Audit logs must never mix tenant data.

  • Every audit event includes tenantId at emission time (never reconstructed from context).

  • Fluent Bit routes events to separate WORM destinations per tenant.

  • Separate S3 bucket per tenant with Object Lock and tenant-scoped IAM access.

  • Platform-level events (cluster alerts, admission decisions) go to a separate bucket accessible only to the platform security team.

  • Evidence packages for tenant audits: signed, time-bounded export encrypted with the tenant’s public key — platform operators cannot read the contents.

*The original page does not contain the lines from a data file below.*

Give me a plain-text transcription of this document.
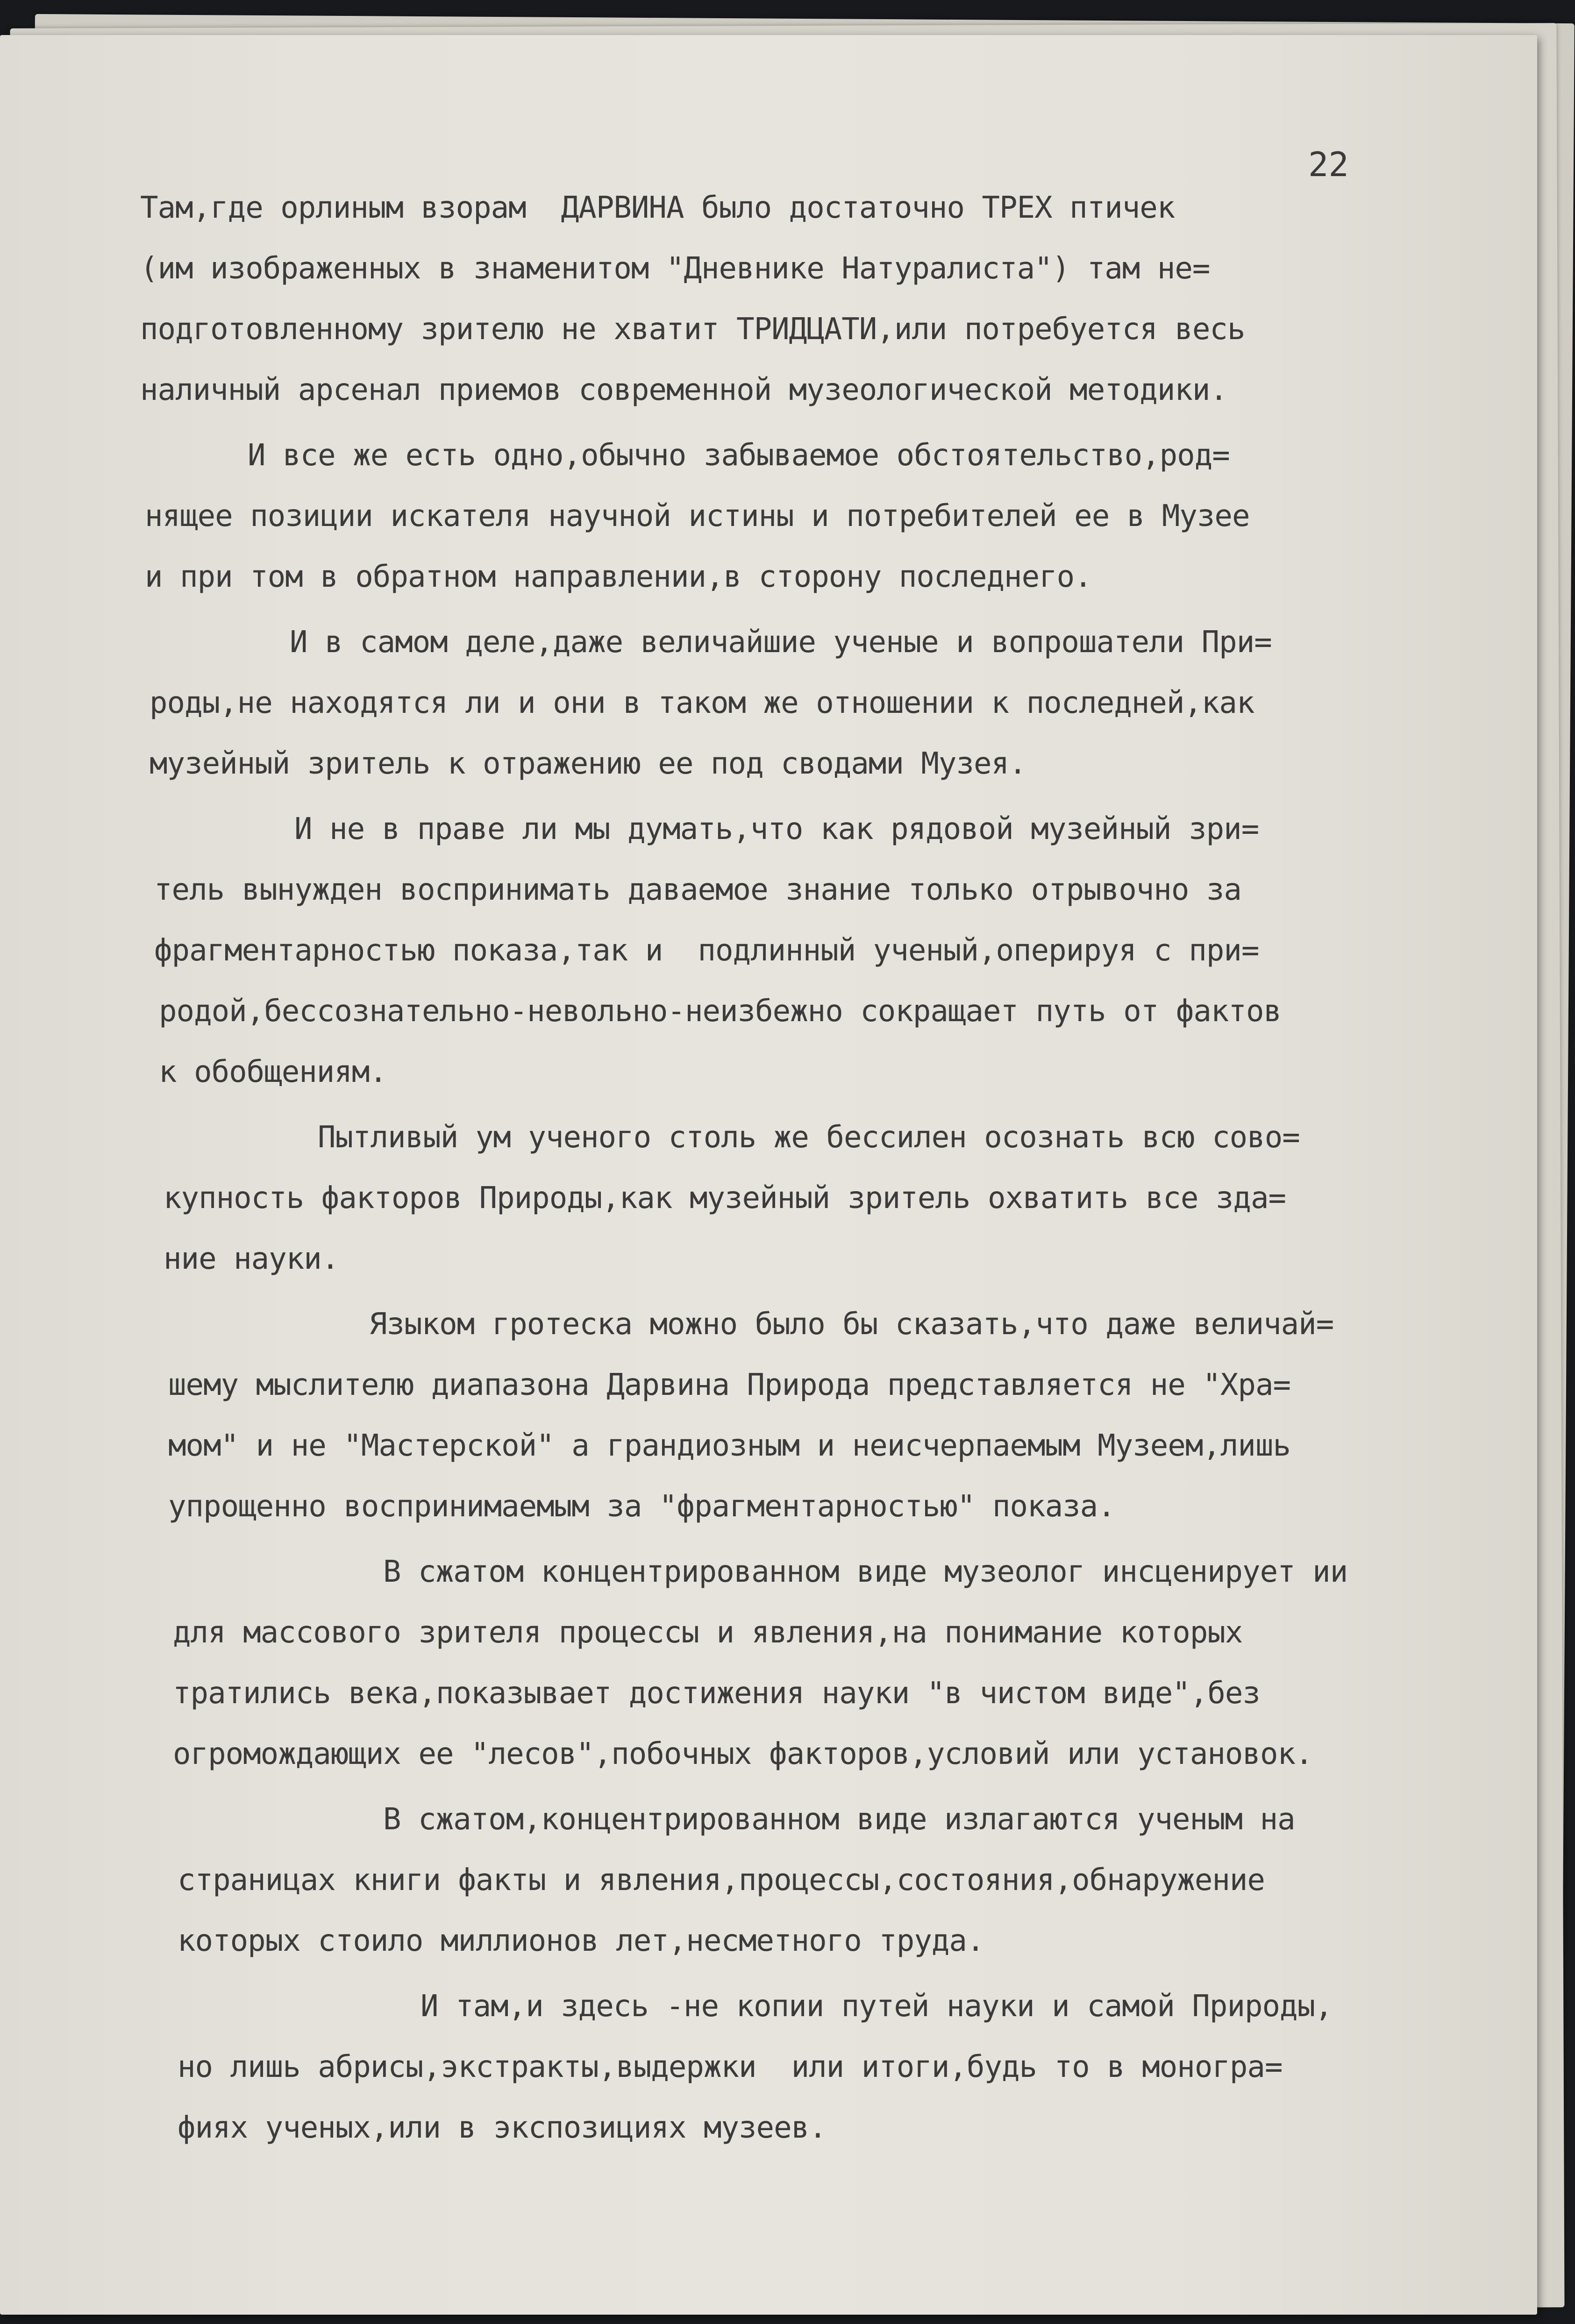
22
Там,где орлиным взорам  ДАРВИНА было достаточно ТРЕХ птичек
(им изображенных в знаменитом "Дневнике Натуралиста") там не=
подготовленному зрителю не хватит ТРИДЦАТИ,или потребуется весь
наличный арсенал приемов современной музеологической методики.
И все же есть одно,обычно забываемое обстоятельство,род=
нящее позиции искателя научной истины и потребителей ее в Музее
и при том в обратном направлении,в сторону последнего.
И в самом деле,даже величайшие ученые и вопрошатели При=
роды,не находятся ли и они в таком же отношении к последней,как
музейный зритель к отражению ее под сводами Музея.
И не в праве ли мы думать,что как рядовой музейный зри=
тель вынужден воспринимать даваемое знание только отрывочно за
фрагментарностью показа,так и  подлинный ученый,оперируя с при=
родой,бессознательно-невольно-неизбежно сокращает путь от фактов
к обобщениям.
Пытливый ум ученого столь же бессилен осознать всю сово=
купность факторов Природы,как музейный зритель охватить все зда=
ние науки.
Языком гротеска можно было бы сказать,что даже величай=
шему мыслителю диапазона Дарвина Природа представляется не "Хра=
мом" и не "Мастерской" а грандиозным и неисчерпаемым Музеем,лишь
упрощенно воспринимаемым за "фрагментарностью" показа.
В сжатом концентрированном виде музеолог инсценирует ии
для массового зрителя процессы и явления,на понимание которых
тратились века,показывает достижения науки "в чистом виде",без
огромождающих ее "лесов",побочных факторов,условий или установок.
В сжатом,концентрированном виде излагаются ученым на
страницах книги факты и явления,процессы,состояния,обнаружение
которых стоило миллионов лет,несметного труда.
И там,и здесь -не копии путей науки и самой Природы,
но лишь абрисы,экстракты,выдержки  или итоги,будь то в моногра=
фиях ученых,или в экспозициях музеев.
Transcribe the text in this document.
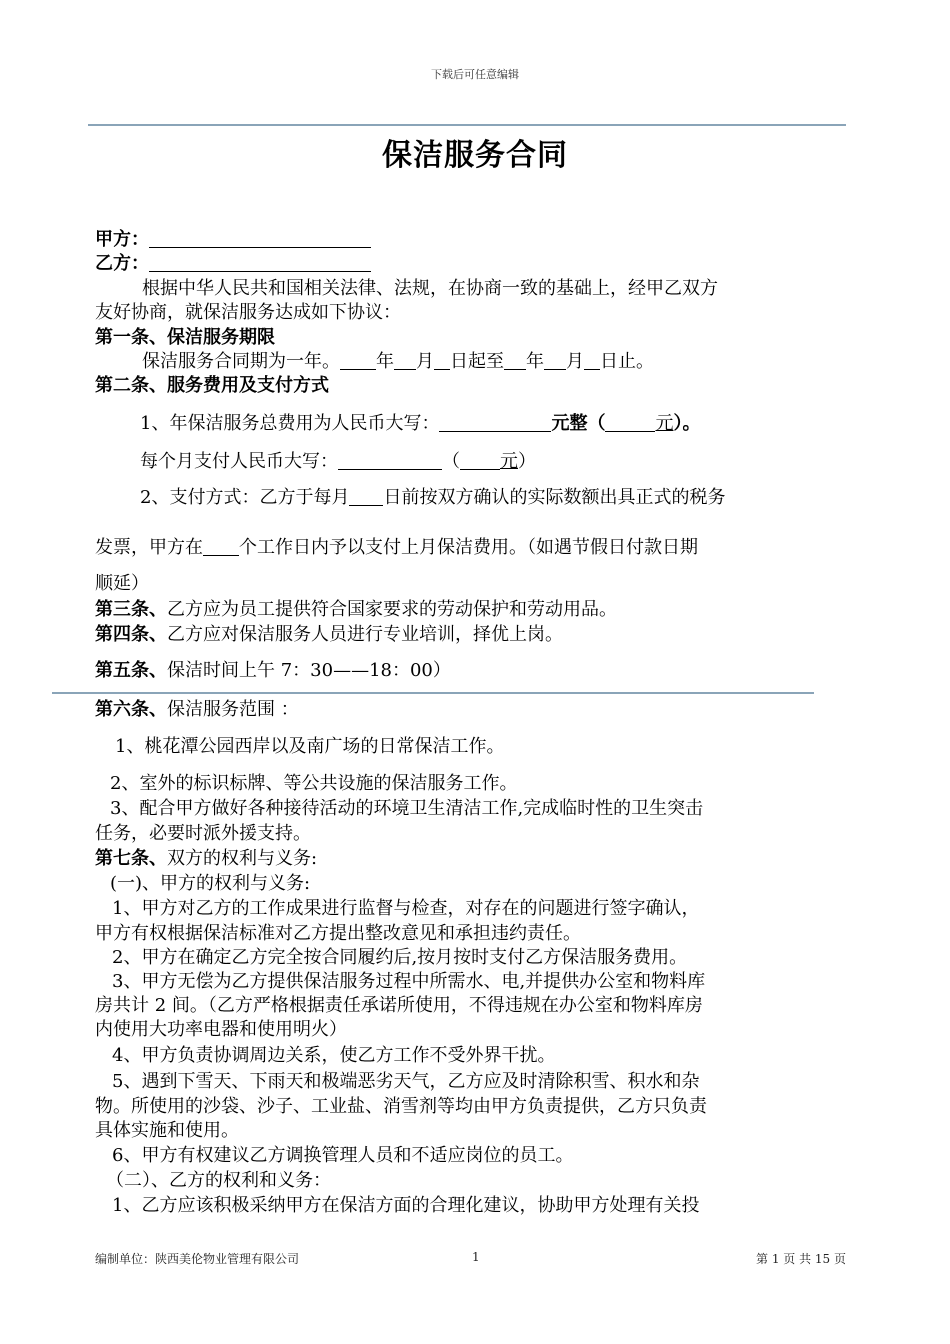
下载后可任意编辑
保洁服务合同
甲方：
乙方：
根据中华人民共和国相关法律、法规，在协商一致的基础上，经甲乙双方
友好协商，就保洁服务达成如下协议：
第一条、保洁服务期限
保洁服务合同期为一年。 年 月 日起至 年 月 日止。
第二条、服务费用及支付方式
1、年保洁服务总费用为人民币大写：	元整（	元）。
每个月支付人民币大写：	（ 元）
2、支付方式：乙方于每月 日前按双方确认的实际数额出具正式的税务
发票，甲方在 个工作日内予以支付上月保洁费用。（如遇节假日付款日期
顺延）
第三条、乙方应为员工提供符合国家要求的劳动保护和劳动用品。
第四条、乙方应对保洁服务人员进行专业培训，择优上岗。
第五条、保洁时间上午 7：30——18：00）
第六条、保洁服务范围 ：
1、桃花潭公园西岸以及南广场的日常保洁工作。
2、室外的标识标牌、等公共设施的保洁服务工作。
3、配合甲方做好各种接待活动的环境卫生清洁工作,完成临时性的卫生突击
任务，必要时派外援支持。
第七条、双方的权利与义务:
(一)、甲方的权利与义务:
1、甲方对乙方的工作成果进行监督与检查，对存在的问题进行签字确认，
甲方有权根据保洁标准对乙方提出整改意见和承担违约责任。
2、甲方在确定乙方完全按合同履约后,按月按时支付乙方保洁服务费用。
3、甲方无偿为乙方提供保洁服务过程中所需水、电,并提供办公室和物料库
房共计 2 间。（乙方严格根据责任承诺所使用，不得违规在办公室和物料库房
内使用大功率电器和使用明火）
4、甲方负责协调周边关系，使乙方工作不受外界干扰。
5、遇到下雪天、下雨天和极端恶劣天气，乙方应及时清除积雪、积水和杂
物。所使用的沙袋、沙子、工业盐、消雪剂等均由甲方负责提供，乙方只负责
具体实施和使用。
6、甲方有权建议乙方调换管理人员和不适应岗位的员工。
（二）、乙方的权利和义务：
1、乙方应该积极采纳甲方在保洁方面的合理化建议，协助甲方处理有关投
编制单位：陕西美伦物业管理有限公司	1	第 1 页 共 15 页
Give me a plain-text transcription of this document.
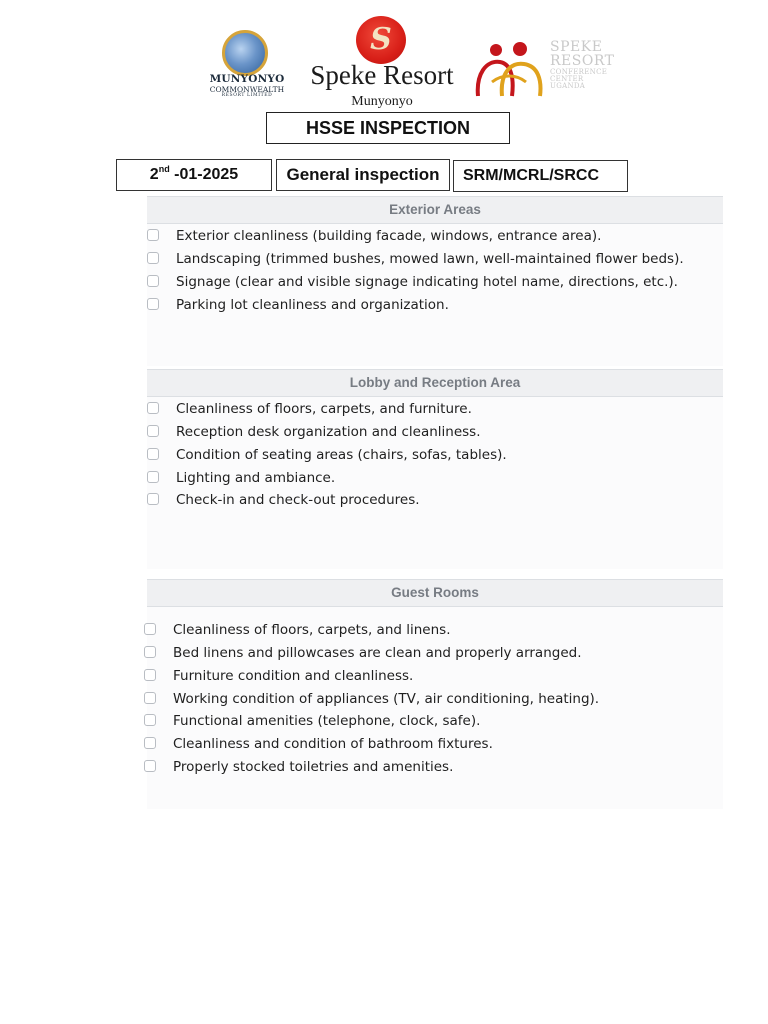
MUNYONYO
COMMONWEALTH
RESORT LIMITED
S
Speke Resort
Munyonyo
SPEKE
RESORT
CONFERENCE
CENTER
UGANDA
HSSE INSPECTION
2nd -01-2025	General inspection	SRM/MCRL/SRCC
Exterior Areas
Exterior cleanliness (building facade, windows, entrance area).
Landscaping (trimmed bushes, mowed lawn, well-maintained flower beds).
Signage (clear and visible signage indicating hotel name, directions, etc.).
Parking lot cleanliness and organization.
Lobby and Reception Area
Cleanliness of floors, carpets, and furniture.
Reception desk organization and cleanliness.
Condition of seating areas (chairs, sofas, tables).
Lighting and ambiance.
Check-in and check-out procedures.
Guest Rooms
Cleanliness of floors, carpets, and linens.
Bed linens and pillowcases are clean and properly arranged.
Furniture condition and cleanliness.
Working condition of appliances (TV, air conditioning, heating).
Functional amenities (telephone, clock, safe).
Cleanliness and condition of bathroom fixtures.
Properly stocked toiletries and amenities.
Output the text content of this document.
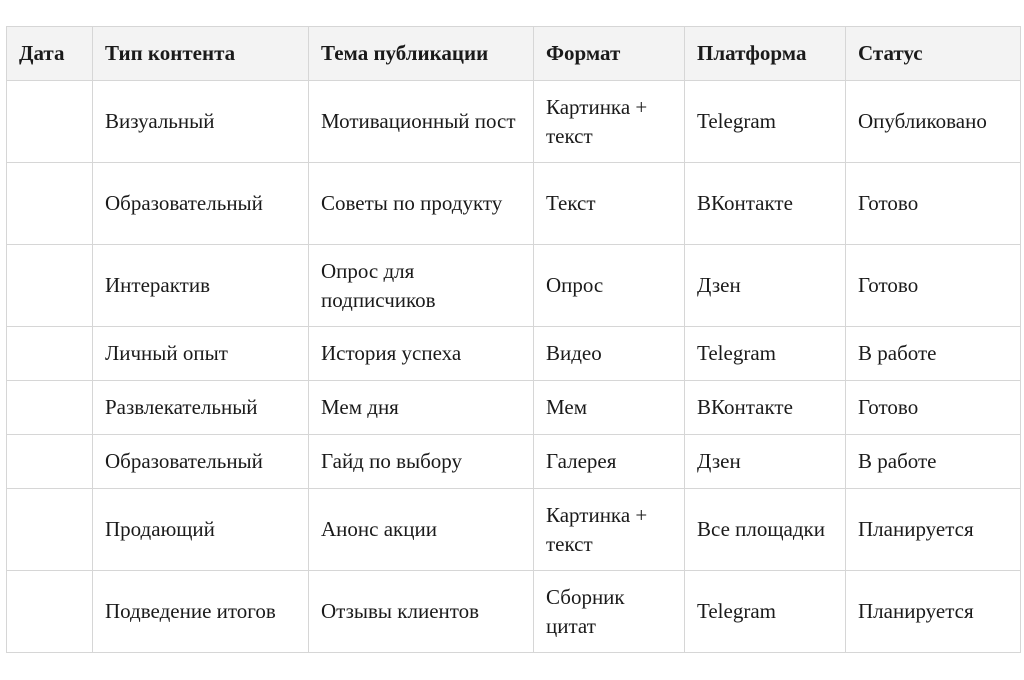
Дата	Тип контента	Тема публикации	Формат	Платформа	Статус
	Визуальный	Мотивационный пост	Картинка + текст	Telegram	Опубликовано
	Образовательный	Советы по продукту	Текст	ВКонтакте	Готово
	Интерактив	Опрос для подписчиков	Опрос	Дзен	Готово
	Личный опыт	История успеха	Видео	Telegram	В работе
	Развлекательный	Мем дня	Мем	ВКонтакте	Готово
	Образовательный	Гайд по выбору	Галерея	Дзен	В работе
	Продающий	Анонс акции	Картинка + текст	Все площадки	Планируется
	Подведение итогов	Отзывы клиентов	Сборник цитат	Telegram	Планируется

Cross-Tenant Leakage Through Shared Infrastructure

We explicitly harden every remaining shared component:

  • DNS: Per-tenant RPZ zones in the filtering resolver — no single shared allowlist.

  • Panguard: Stateless per-request processing — no in-memory tenant context that can bleed between requests.

  • Harbor: Image pull secrets scoped per namespace — cross-namespace secret references are rejected by Kyverno.

  • Prometheus: No tenant-identifying labels on metrics visible across tenants. Per-tenant security metrics are emitted as log events to the WORM pipeline instead of Prometheus.


Key Takeaways (Memorize These!)

  • Namespace isolation is the starting point, not the finish line — every shared resource requires explicit isolation analysis.

  • tenantId supplied from the session JWT by the gateway is the architectural control that makes cross-tenant data access forging impossible.

  • Vault Enterprise namespaces are the correct model for SaaS multi-tenancy — path-prefix isolation is a best effort, not a hard boundary.

  • Audit log segregation encrypted with the tenant’s public key gives tenants evidence ownership without requiring platform operator access.

You now have secure multi-tenancy that is architecturally enforced rather than policy-dependent. Cross-tenant leakage is structurally impossible, resource exhaustion is bounded, and audit logs remain clean and tenant-owned. This completes the foundation needed to run multiple tenants safely on the same platform.